BY LYNN EDMONDS
Holliswood is one of the leafiest, greenest and most expensive enclaves in Queens. With winding roads, beautiful tall trees and landscaped lawns, it’s a quiet place with fewer cars and more plants than almost anywhere else in the borough.
Even before the neighborhood was developed in the late 1800s, it featured a pleasing landscape of trees and hills, which gave Frederick Dunton the idea to develop it.
Holliswood is a box-shaped neighborhood bordered by the Grand Central Parkway, Francis Lewis Boulevard, Hillside Avenue and 188th Street. Within that box, there is not a single straight block, only winding roads. Streets like Palermo and Salerno Street and Pompeii Avenue are named after towns in Italy and Spain.
The neighborhood is a mix of whites and African Americans as well as some Asians and Hispanics.
The Holliswood Civic Association is very active in the area. Currently, the civic is working to downscale a development on the site of the former Holliswood Hospital. The Holliswood Hospital was a small hospital that served people with substance abuse problems. Now the civic is afraid that the proposed development will ruin the character of the small neighborhood irretrievably.
One of Holliswood’s most notable residents was the Cuomo family. Former Governor Mario Cuomo, who is also the father of Gov. Andrew Cuomo, was born in South Jamaica, but his parents moved the family to Holliswood in 1949.
Andrew Cuomo told the New York Times that his Italian American family did not immediately fit in there. He said his grandmother would receive lessons from neighborhood ladies on the proper way to take out the garbage.
“My grandmother cried each time she recalled how a well-dressed woman had stopped her on the sidewalk,” Cuomo was quoted.
The former governor sold the three-bedroom colonial on Rio Drive in 2000 for $400,000.
Mario Cuomo even wrote a children’s book about a 40-foot tree in his yard there, called “The Blue Spruce.” The spruce tree in the yard became a metaphor for perseverance for Cuomo.
In an Oct 22, 1982 journal entry, Cuomo wrote that in a tough moment in his race for Governor, he held a business card of his father’s, and remembered how the man had taught him never to give up.

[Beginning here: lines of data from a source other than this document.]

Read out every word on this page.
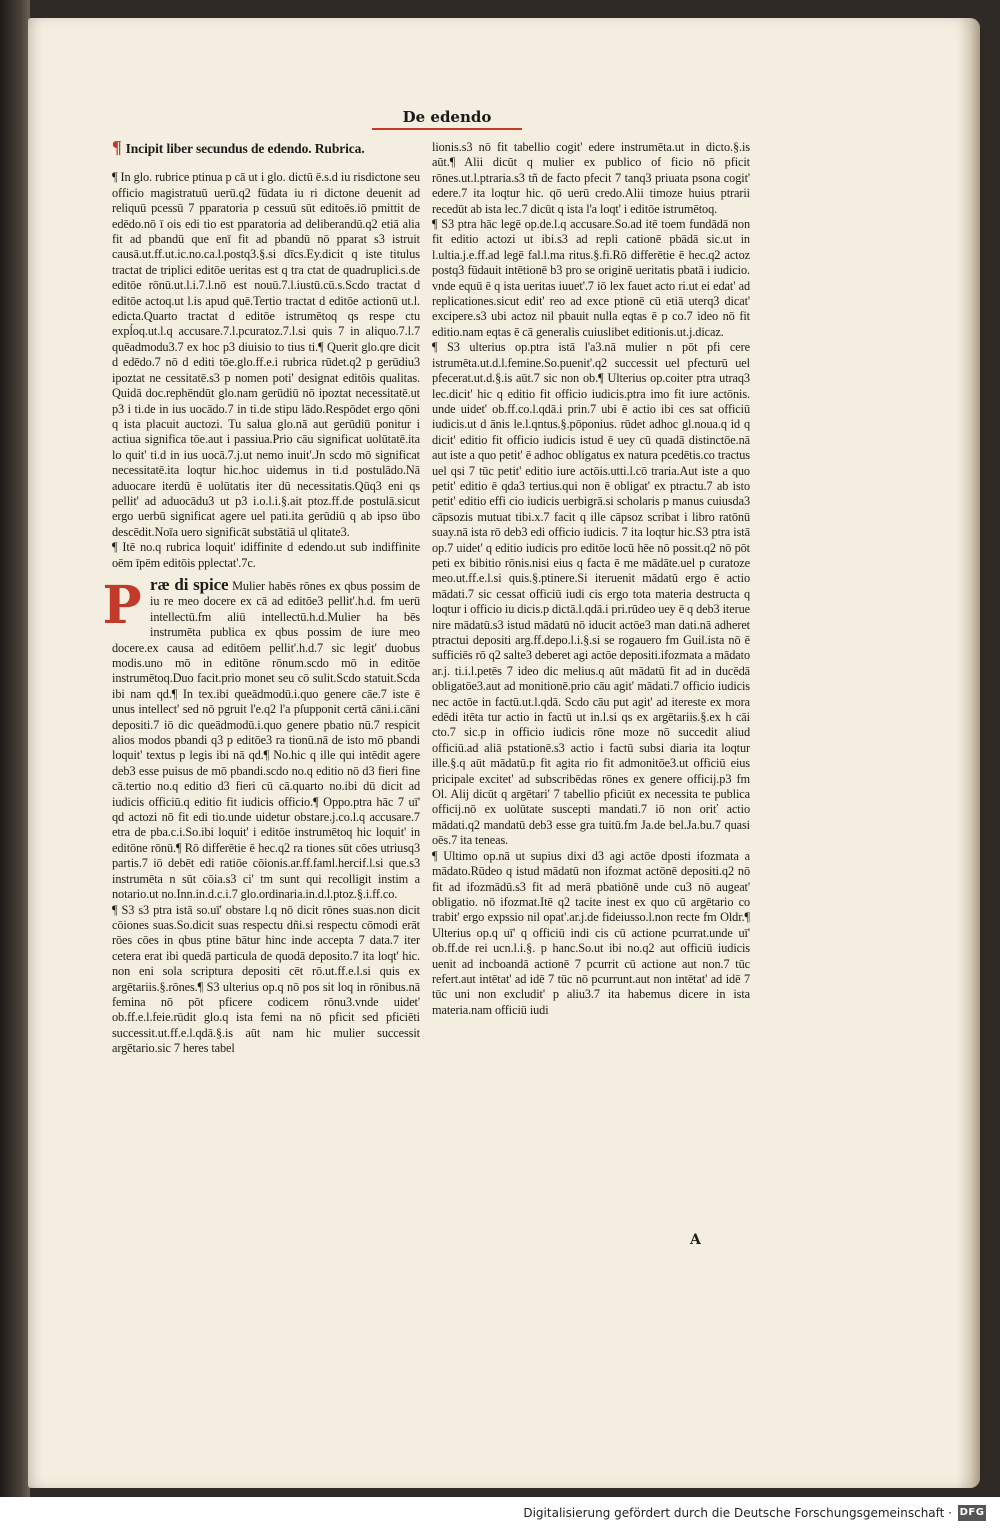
De edendo

¶ Incipit liber secundus de edendo. Rubrica.

¶ In glo. rubrice ptinua p cā ut i glo. dictū ē.s.d iu risdictone seu officio magistratuū uerū.q2 fūdata iu ri dictone deuenit ad reliquū pcessū 7 pparatoria p cessuū sūt editoēs.iō pmittit de edēdo.nō ī ois edi tio est pparatoria ad deliberandū.q2 etiā alia fit ad pbandū que enī fit ad pbandū nō pparat s3 istruit causā.ut.ff.ut.ic.no.ca.l.postq3.§.si dīcs.Ey.dicit q iste titulus tractat de triplici editōe ueritas est q tra ctat de quadruplici.s.de editōe rōnū.ut.l.i.7.l.nō est nouū.7.l.iustū.cū.s.Scdo tractat d editōe actoq.ut l.is apud quē.Tertio tractat d editōe actionū ut.l. edicta.Quarto tractat d editōe istrumētoq qs respe ctu expĺoq.ut.l.q accusare.7.l.pcuratoz.7.l.si quis 7 in aliquo.7.l.7 quēadmodu3.7 ex hoc p3 diuisio to tius ti.¶ Querit glo.qre dicit d edēdo.7 nō d editi tōe.glo.ff.e.i rubrica rūdet.q2 p gerūdiu3 ipoztat ne cessitatē.s3 p nomen poti' designat editōis qualitas. Quidā doc.rephēndūt glo.nam gerūdiū nō ipoztat necessitatē.ut p3 i ti.de in ius uocādo.7 in ti.de stipu lādo.Respōdet ergo qōni q ista placuit auctozi. Tu salua glo.nā aut gerūdiū ponitur i actiua significa tōe.aut i passiua.Prio cāu significat uolūtatē.ita lo quit' ti.d in ius uocā.7.j.ut nemo inuit'.Jn scdo mō significat necessitatē.ita loqtur hic.hoc uidemus in ti.d postulādo.Nā aduocare iterdū ē uolūtatis iter dū necessitatis.Qūq3 eni qs pellit' ad aduocādu3 ut p3 i.o.l.i.§.ait ptoz.ff.de postulā.sicut ergo uerbū significat agere uel pati.ita gerūdiū q ab ipso ūbo descēdit.Noīa uero significāt substātiā ul qlitate3.

¶ Itē no.q rubrica loquit' idiffinite d edendo.ut sub indiffinite oēm īpēm editōis pplectat'.7c.

P ræ di spice Mulier habēs rōnes ex qbus possim de iu re meo docere ex cā ad editōe3 pellit'.h.d. fm uerū intellectū.fm aliū intellectū.h.d.Mulier ha bēs instrumēta publica ex qbus possim de iure meo docere.ex causa ad editōem pellit'.h.d.7 sic legit' duobus modis.uno mō in editōne rōnum.scdo mō in editōe instrumētoq.Duo facit.prio monet seu cō sulit.Scdo statuit.Scda ibi nam qd.¶ In tex.ibi queādmodū.i.quo genere cāe.7 iste ē unus intellect' sed nō pgruit l'e.q2 l'a pſupponit certā cāni.i.cāni depositi.7 iō dic queādmodū.i.quo genere pbatio nū.7 respicit alios modos pbandi q3 p editōe3 ra tionū.nā de isto mō pbandi loquit' textus p legis ibi nā qd.¶ No.hic q ille qui intēdit agere deb3 esse puisus de mō pbandi.scdo no.q editio nō d3 fieri fine cā.tertio no.q editio d3 fieri cū cā.quarto no.ibi dū dicit ad iudicis officiū.q editio fit iudicis officio.¶ Oppo.ptra hāc 7 uī' qd actozi nō fit edi tio.unde uidetur obstare.j.co.l.q accusare.7 etra de pba.c.i.So.ibi loquit' i editōe instrumētoq hic loquit' in editōne rōnū.¶ Rō differētie ē hec.q2 ra tiones sūt cōes utriusq3 partis.7 iō debēt edi ratiōe cōionis.ar.ff.faml.hercif.l.si que.s3 instrumēta n sūt cōia.s3 ci' tm sunt qui recolligit instim a notario.ut no.Inn.in.d.c.i.7 glo.ordinaria.in.d.l.ptoz.§.i.ff.co.

¶ S3 s3 ptra istā so.uī' obstare l.q nō dicit rōnes suas.non dicit cōiones suas.So.dicit suas respectu dñi.si respectu cōmodi erāt rōes cōes in qbus ptine bātur hinc inde accepta 7 data.7 iter cetera erat ibi quedā particula de quodā deposito.7 ita loqt' hic. non eni sola scriptura depositi cēt rō.ut.ff.e.l.si quis ex argētariis.§.rōnes.¶ S3 ulterius op.q nō pos sit loq in rōnibus.nā femina nō pōt pficere codicem rōnu3.vnde uidet' ob.ff.e.l.feie.rūdit glo.q ista femi na nō pficit sed pficiēti successit.ut.ff.e.l.qdā.§.is aūt nam hic mulier successit argētario.sic 7 heres tabel

lionis.s3 nō fit tabellio cogit' edere instrumēta.ut in dicto.§.is aūt.¶ Alii dicūt q mulier ex publico of ficio nō pficit rōnes.ut.l.ptraria.s3 tñ de facto pfecit 7 tanq3 priuata psona cogit' edere.7 ita loqtur hic. qō uerū credo.Alii timoze huius ptrarii recedūt ab ista lec.7 dicūt q ista l'a loqt' i editōe istrumētoq.

¶ S3 ptra hāc legē op.de.l.q accusare.So.ad itē toem fundādā non fit editio actozi ut ibi.s3 ad repli cationē pbādā sic.ut in l.ultia.j.e.ff.ad legē fal.l.ma ritus.§.fi.Rō differētie ē hec.q2 actoz postq3 fūdauit intētionē b3 pro se originē ueritatis pbatā i iudicio. vnde equū ē q ista ueritas iuuet'.7 iō lex fauet acto ri.ut ei edat' ad replicationes.sicut edit' reo ad exce ptionē cū etiā uterq3 dicat' excipere.s3 ubi actoz nil pbauit nulla eqtas ē p co.7 ideo nō fit editio.nam eqtas ē cā generalis cuiuslibet editionis.ut.j.dicaz.

¶ S3 ulterius op.ptra istā l'a3.nā mulier n pōt pfi cere istrumēta.ut.d.l.femine.So.puenit'.q2 successit uel pfecturū uel pfecerat.ut.d.§.is aūt.7 sic non ob.¶ Ulterius op.coiter ptra utraq3 lec.dicit' hic q editio fit officio iudicis.ptra imo fit iure actōnis. unde uidet' ob.ff.co.l.qdā.i prin.7 ubi ē actio ibi ces sat officiū iudicis.ut d ānis le.l.qntus.§.pōponius. rūdet adhoc gl.noua.q id q dicit' editio fit officio iudicis istud ē uey cū quadā distinctōe.nā aut iste a quo petit' ē adhoc obligatus ex natura pcedētis.co tractus uel qsi 7 tūc petit' editio iure actōis.utti.l.cō traria.Aut iste a quo petit' editio ē qda3 tertius.qui non ē obligat' ex ptractu.7 ab isto petit' editio effi cio iudicis uerbigrā.si scholaris p manus cuiusda3 cāpsozis mutuat tibi.x.7 facit q ille cāpsoz scribat i libro ratōnū suay.nā ista rō deb3 edi officio iudicis. 7 ita loqtur hic.S3 ptra istā op.7 uidet' q editio iudicis pro editōe locū hēe nō possit.q2 nō pōt peti ex bibitio rōnis.nisi eius q facta ē me mādāte.uel p curatoze meo.ut.ff.e.l.si quis.§.ptinere.Si iteruenit mādatū ergo ē actio mādati.7 sic cessat officiū iudi cis ergo tota materia destructa q loqtur i officio iu dicis.p dictā.l.qdā.i pri.rūdeo uey ē q deb3 iterue nire mādatū.s3 istud mādatū nō iducit actōe3 man dati.nā adheret ptractui depositi arg.ff.depo.l.i.§.si se rogauero fm Guil.ista nō ē sufficiēs rō q2 salte3 deberet agi actōe depositi.ifozmata a mādato ar.j. ti.i.l.petēs 7 ideo dic melius.q aūt mādatū fit ad in ducēdā obligatōe3.aut ad monitionē.prio cāu agit' mādati.7 officio iudicis nec actōe in factū.ut.l.qdā. Scdo cāu put agit' ad itereste ex mora edēdi itēta tur actio in factū ut in.l.si qs ex argētariis.§.ex h cāi cto.7 sic.p in officio iudicis rōne moze nō succedit aliud officiū.ad aliā pstationē.s3 actio i factū subsi diaria ita loqtur ille.§.q aūt mādatū.p fit agita rio fit admonitōe3.ut officiū eius pricipale excitet' ad subscribēdas rōnes ex genere officij.p3 fm Ol. Alij dicūt q argētari' 7 tabellio pficiūt ex necessita te publica officij.nō ex uolūtate suscepti mandati.7 iō non oriť actio mādati.q2 mandatū deb3 esse gra tuitū.fm Ja.de bel.Ja.bu.7 quasi oēs.7 ita teneas.

¶ Ultimo op.nā ut supius dixi d3 agi actōe dposti ifozmata a mādato.Rūdeo q istud mādatū non ifozmat actōnē depositi.q2 nō fit ad ifozmādū.s3 fit ad merā pbatiōnē unde cu3 nō augeat' obligatio. nō ifozmat.Itē q2 tacite inest ex quo cū argētario co trabit' ergo expssio nil opat'.ar.j.de fideiusso.l.non recte fm Oldr.¶ Ulterius op.q uī' q officiū indi cis cū actione pcurrat.unde uī' ob.ff.de rei ucn.l.i.§. p hanc.So.ut ibi no.q2 aut officiū iudicis uenit ad incboandā actionē 7 pcurrit cū actione aut non.7 tūc refert.aut intētat' ad idē 7 tūc nō pcurrunt.aut non intētat' ad idē 7 tūc uni non excludit' p aliu3.7 ita habemus dicere in ista materia.nam officiū iudi

A
Digitalisierung gefördert durch die Deutsche Forschungsgemeinschaft · DFG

“Less than a week after we moved in there was a terrible storm. We came home from the store that night to find the great blue spruce pulled almost totally out of the ground and flung forward, its might nose bent in the asphalt street […]with the rain now falling harder than ever, Poppa dug away at the place where the roots were, making a muddy hole wider and wider as the tree sunk lower and lower towards security. Then we shoveled mud over the roots and moved boulders to the base of the three to keep it in place. Poppa drove stakes into the ground, tied rope from the trunk to the stakes and maybe two hours later, soaked, we looked at the spruce, the crippled spruce, made straight by ropes. And said, did Poppa, ‘Don’t’ worry he’s a gonna grow again.’”
“I looked at the card and I wanted to cry. If you were to drive by the house today in Holliswood you would see that great, straight, blue spruce may now sixty feet tall, pointing straight up to the heavens, pretending that is never had its nose in the asphalt.”
“I put poppa’s card back in the drawer, closed it with a vengeance. I couldn’t wait to get back into the campaign.”